When her father too died she had to fend for herself. She did acquire a tough resistance, one that could easily distance trouble makers invading her privacy. For this purpose she sensibly used satirically violent and sharp verses in direct response to people’s off-colour remarks.

Unlike the typical Sinhala woman who was largely limited in her freedom to behave freely in society, Gajaman dressed herself like a Dutch lady, joked and spoke with every type of person and used to go alone wherever she wanted. Her close association with the Dutch society in Colombo during her childhood made her unblushing before men and her attitudes and thinking contrasted noticeably from contemporary women.

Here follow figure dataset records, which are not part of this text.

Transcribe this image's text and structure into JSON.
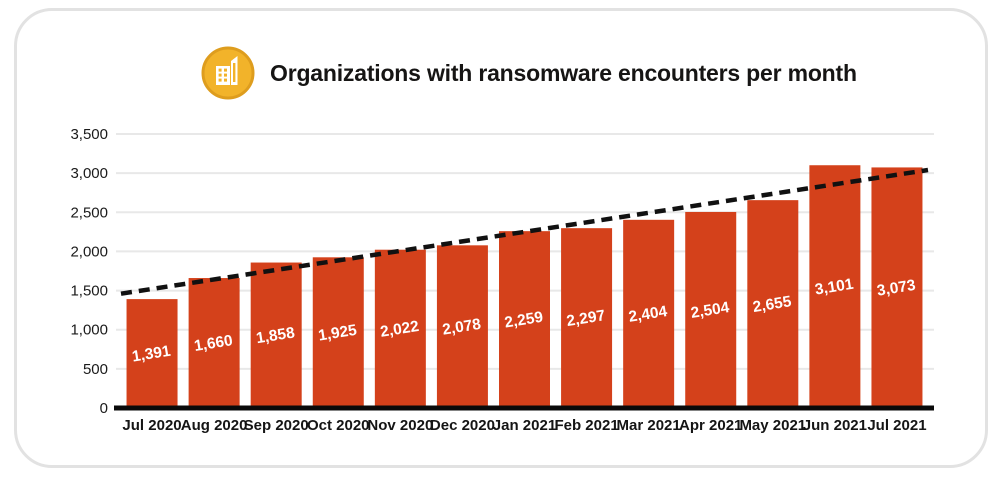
{
  "card": {
    "title": "Organizations with ransomware encounters per month",
    "icon": "building-icon"
  },
  "chart_data": {
    "type": "bar",
    "title": "Organizations with ransomware encounters per month",
    "categories": [
      "Jul 2020",
      "Aug 2020",
      "Sep 2020",
      "Oct 2020",
      "Nov 2020",
      "Dec 2020",
      "Jan 2021",
      "Feb 2021",
      "Mar 2021",
      "Apr 2021",
      "May 2021",
      "Jun 2021",
      "Jul 2021"
    ],
    "values": [
      1391,
      1660,
      1858,
      1925,
      2022,
      2078,
      2259,
      2297,
      2404,
      2504,
      2655,
      3101,
      3073
    ],
    "bar_labels": [
      "1,391",
      "1,660",
      "1,858",
      "1,925",
      "2,022",
      "2,078",
      "2,259",
      "2,297",
      "2,404",
      "2,504",
      "2,655",
      "3,101",
      "3,073"
    ],
    "xlabel": "",
    "ylabel": "",
    "ylim": [
      0,
      3500
    ],
    "y_ticks": [
      0,
      500,
      1000,
      1500,
      2000,
      2500,
      3000,
      3500
    ],
    "y_tick_labels": [
      "0",
      "500",
      "1,000",
      "1,500",
      "2,000",
      "2,500",
      "3,000",
      "3,500"
    ],
    "grid": "horizontal",
    "legend": "none",
    "trendline": {
      "style": "dashed",
      "start_value": 1460,
      "end_value": 3040
    },
    "colors": {
      "bar": "#D4411B",
      "bar_label": "#FFFFFF",
      "grid_line": "#E8E8E8",
      "baseline": "#0A0A0A",
      "trend": "#111111",
      "tick_text": "#1A1A1A",
      "icon_fill": "#F2B32A",
      "icon_ring": "#DE9D1E",
      "icon_glyph": "#FFFFFF",
      "card_border": "#E2E2E2"
    }
  }
}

Emily Bronté, the author of Wuthering Heights present women that rebel against constraining and oppressive social norms attempting to free their passionate natures from the many limiting forms of the yokes and moulds of convention. Rebellion pervades Wuthering Heights. Its key note is passion and this made female imagination free from the previous social and literary conventions of the monotony of the domestic sphere.

In the novel, the characters, Cathy and Hareton’s revolt against Heathcliff, mirrors Caherine and Heathcliff’s revolt against Hindley. Emily uses this to emphasise that Catherine ought to have rebelled and married Heathcliff. This is the crux of the novel, favouring passion over convention.

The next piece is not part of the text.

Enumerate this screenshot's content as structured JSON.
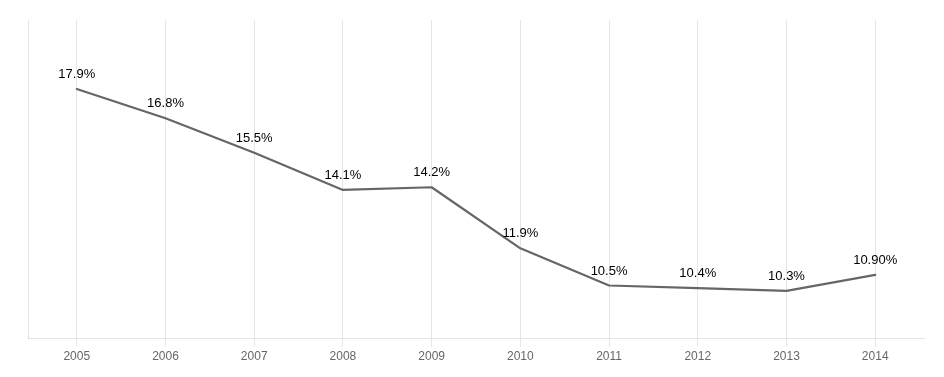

Catherine Earnshaw prefers to explore the moors with Heathcliff instead of making puddings and sewing. This demonstrates a passion and a restlessness that cannot be compressed into the conventional female sphere. Her wanting to marry Edgar Linton, to be the grand woman of the neighbourhood would traditionally be commended by the Victorian society but Emily portrays it as having disastrous consequences.

The readers of Wuthering Heights could hardly comprehend the love of Catherine and Heathcliff but no reader ever forgets it. Emily Bronté created a dynamic and passionate alternative to the dreary domestic monotony that faced many Victorian women and gave way to free thinking about relationships between love and social convention.

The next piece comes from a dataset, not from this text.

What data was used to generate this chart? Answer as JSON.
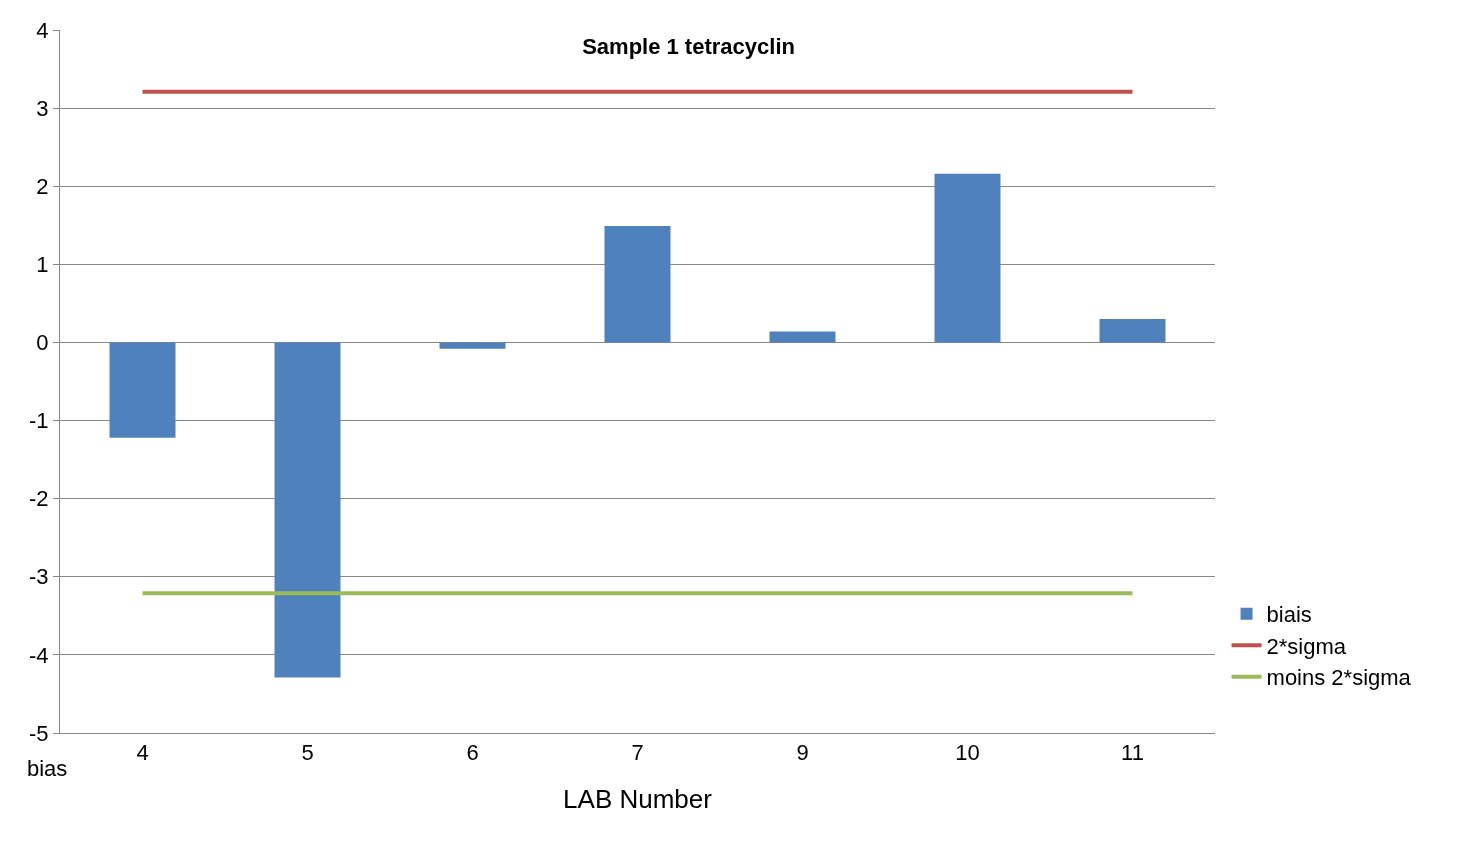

This passion has remained with the readers since the novel was published, and has left hearts and minds, as well as the wild moors, haunted by the restless ghosts of Catherine and Heathcliff.

Economic hardships

Both Gajaman Nona and Emily Bronté, underwent economic hardships. The former had to battle with all kinds of domestic adversity and only her razor-sharp intelligence opened a way to improve her life prospects. Though she was without substantial property left by her two dead husbands, she invariably found a way to sustain her four children.

She earned a scanty income teaching the children of higher class families and by eulogizing important personnel. Her father’s death plunged her into deeper misery and it was only her poetic flair that made it possible for her to tide over bad economic times.

For Emily too, there was no regular income. They had managed all their lives on a poor clergyman’s wage. Some days the meat on their dining table was a gift from one the parishioners. Emily and her older sister Charlotte were teachers for a time.

It was the youngest sister who was a governess and kept her job for a long time. When Aunt Branwell , who minded them when little and kept house for the family, died, she left a legacy for the all the children and they managed well for some time.

If both these clever women lived 150 years later how well they could have managed their finances and their lives. They could have had their own school or they could have written poetry and novels and collected their money. Imagine what they would have done with a crowd like that would come to an open air pop concert?

Would Gajaman have thrived and held sway spouting poem after poem? Would Emily have taken one look at the crowd and run away to the bleak and lonely moorland? Mostly, perhaps they would have liked lecture auditoriums filled and a university ambience. It is not easy to surmise but what opportunities they would and could have had! The first would be the recognition for what they were worth, their overwhelming literary value.